フィリピン投資委員会(BOI)の12月4日発表によると、ルソン島バタンガス州ファーストフィリピン・インダストリアルパーク(FPIP)に立地するAIIは、2020年9月にフィリピン経済区(PEZA)の承認を得て、上記のような新型コロナウイルス検査キットの製造を開始した。検査キットの貯蔵寿命が短いため、現在は、受注生産で顧客のニーズに対応しているが、今後事業拡大に伴い500人を雇用する計画とのことである。この検査キットの価格は1セット1,600ペソ、検査所要時間は90分、検査精度は90~98%と高水準とも発表されている。
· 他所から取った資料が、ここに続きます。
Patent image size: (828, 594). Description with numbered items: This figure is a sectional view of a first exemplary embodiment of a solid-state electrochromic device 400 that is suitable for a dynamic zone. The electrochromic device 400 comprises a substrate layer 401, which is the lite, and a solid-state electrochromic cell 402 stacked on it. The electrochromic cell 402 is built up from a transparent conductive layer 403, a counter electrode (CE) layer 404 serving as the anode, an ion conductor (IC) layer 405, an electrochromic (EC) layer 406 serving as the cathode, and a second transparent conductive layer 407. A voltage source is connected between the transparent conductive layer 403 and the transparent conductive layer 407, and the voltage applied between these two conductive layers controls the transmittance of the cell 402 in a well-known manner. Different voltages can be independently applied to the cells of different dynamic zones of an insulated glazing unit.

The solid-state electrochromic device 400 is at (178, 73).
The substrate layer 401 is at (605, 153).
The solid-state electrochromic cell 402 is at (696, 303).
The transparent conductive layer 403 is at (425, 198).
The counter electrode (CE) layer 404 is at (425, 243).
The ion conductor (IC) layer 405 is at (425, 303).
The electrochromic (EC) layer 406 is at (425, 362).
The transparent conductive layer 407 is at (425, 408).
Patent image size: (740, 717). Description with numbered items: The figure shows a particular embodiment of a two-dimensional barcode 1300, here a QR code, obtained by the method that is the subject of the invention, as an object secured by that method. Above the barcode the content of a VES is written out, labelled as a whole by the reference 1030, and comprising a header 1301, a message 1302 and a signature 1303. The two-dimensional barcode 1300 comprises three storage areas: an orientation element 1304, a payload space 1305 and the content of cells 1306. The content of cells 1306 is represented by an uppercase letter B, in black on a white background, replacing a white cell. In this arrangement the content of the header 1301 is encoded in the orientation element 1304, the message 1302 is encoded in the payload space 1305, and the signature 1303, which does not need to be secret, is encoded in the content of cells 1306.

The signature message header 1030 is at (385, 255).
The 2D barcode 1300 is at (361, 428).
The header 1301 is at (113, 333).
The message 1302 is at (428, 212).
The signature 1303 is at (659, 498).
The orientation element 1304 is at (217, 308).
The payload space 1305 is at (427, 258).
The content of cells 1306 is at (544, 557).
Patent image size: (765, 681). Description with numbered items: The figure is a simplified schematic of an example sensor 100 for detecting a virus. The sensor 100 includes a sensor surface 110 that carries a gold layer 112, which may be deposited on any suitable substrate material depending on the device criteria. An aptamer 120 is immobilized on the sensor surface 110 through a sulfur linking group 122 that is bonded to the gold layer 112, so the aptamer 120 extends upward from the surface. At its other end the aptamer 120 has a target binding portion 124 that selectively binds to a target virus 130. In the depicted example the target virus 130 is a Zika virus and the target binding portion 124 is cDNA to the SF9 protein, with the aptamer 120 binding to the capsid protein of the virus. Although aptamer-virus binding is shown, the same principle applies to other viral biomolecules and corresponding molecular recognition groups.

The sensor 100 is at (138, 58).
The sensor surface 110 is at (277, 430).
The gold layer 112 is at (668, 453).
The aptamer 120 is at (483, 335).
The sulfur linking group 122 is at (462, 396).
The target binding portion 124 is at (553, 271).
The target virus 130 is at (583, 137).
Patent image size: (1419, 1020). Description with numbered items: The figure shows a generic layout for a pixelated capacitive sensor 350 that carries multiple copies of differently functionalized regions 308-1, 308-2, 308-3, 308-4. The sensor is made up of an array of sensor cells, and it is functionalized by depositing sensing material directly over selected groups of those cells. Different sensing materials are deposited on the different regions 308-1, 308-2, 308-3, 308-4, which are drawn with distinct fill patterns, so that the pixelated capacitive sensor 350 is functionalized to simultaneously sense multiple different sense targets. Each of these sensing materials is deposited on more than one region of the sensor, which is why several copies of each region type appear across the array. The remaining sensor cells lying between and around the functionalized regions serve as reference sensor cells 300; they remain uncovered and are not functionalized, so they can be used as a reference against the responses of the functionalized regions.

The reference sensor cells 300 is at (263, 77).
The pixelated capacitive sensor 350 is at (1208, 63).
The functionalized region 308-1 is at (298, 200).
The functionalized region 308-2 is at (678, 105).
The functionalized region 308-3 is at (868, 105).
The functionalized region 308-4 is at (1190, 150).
新型コロナウイルスの感染拡大防止には、早期発見に向けた検査体制の拡充が不可欠である。今回、フィリピンで生産が開始されたアークレイの遺伝子解析装置「i-densy(アイデンシー)」用検査薬キット「i-densy Pack UNIVERSAL」を用いた新型コロナウイルス検査法 (i-densy Pack UNIVERSAL SARS-CoV-2検出システム)は、2020年6月、新型コロナウイルスのPCR検査における日本の公的医療保険適用の対象となった。
アークレイが2009年より販売している遺伝子解析装置「i-densyシリーズ」は、日本全国の多くの医療機関に導入されており、院内における新型コロナウイルスの迅速なRT-PCR検査を実現。「i-densy IS-5320」は、煩雑で手間のかかるRT-PCR検査を全自動化し、迅速な結果報告のみならず、医療従事者の負担も軽減する。 アークレイ インダストリー社は、このRT-PCR検査用遺伝子解析装置「i-densyシリーズ」の製造も検討している。
アークレイは、フィリピンにおいて、AIIのほか、AIIの姉妹会社であるアークレイ ウエスト(所在地:カビテ州ロサリオのカビテ経済区)、販売・カスタマーサービス担当のアークレイ社(所在地:マニラ首都圏モンテンルパ市アラバン)を有している。
なお、フィリピン政府は先週、RT-PCR検査の価格上限を発表した。民間の検査機関は1検査当り上限4,500ペソ~5,000ペソ、公的検査機関は同3,800ペソとされている。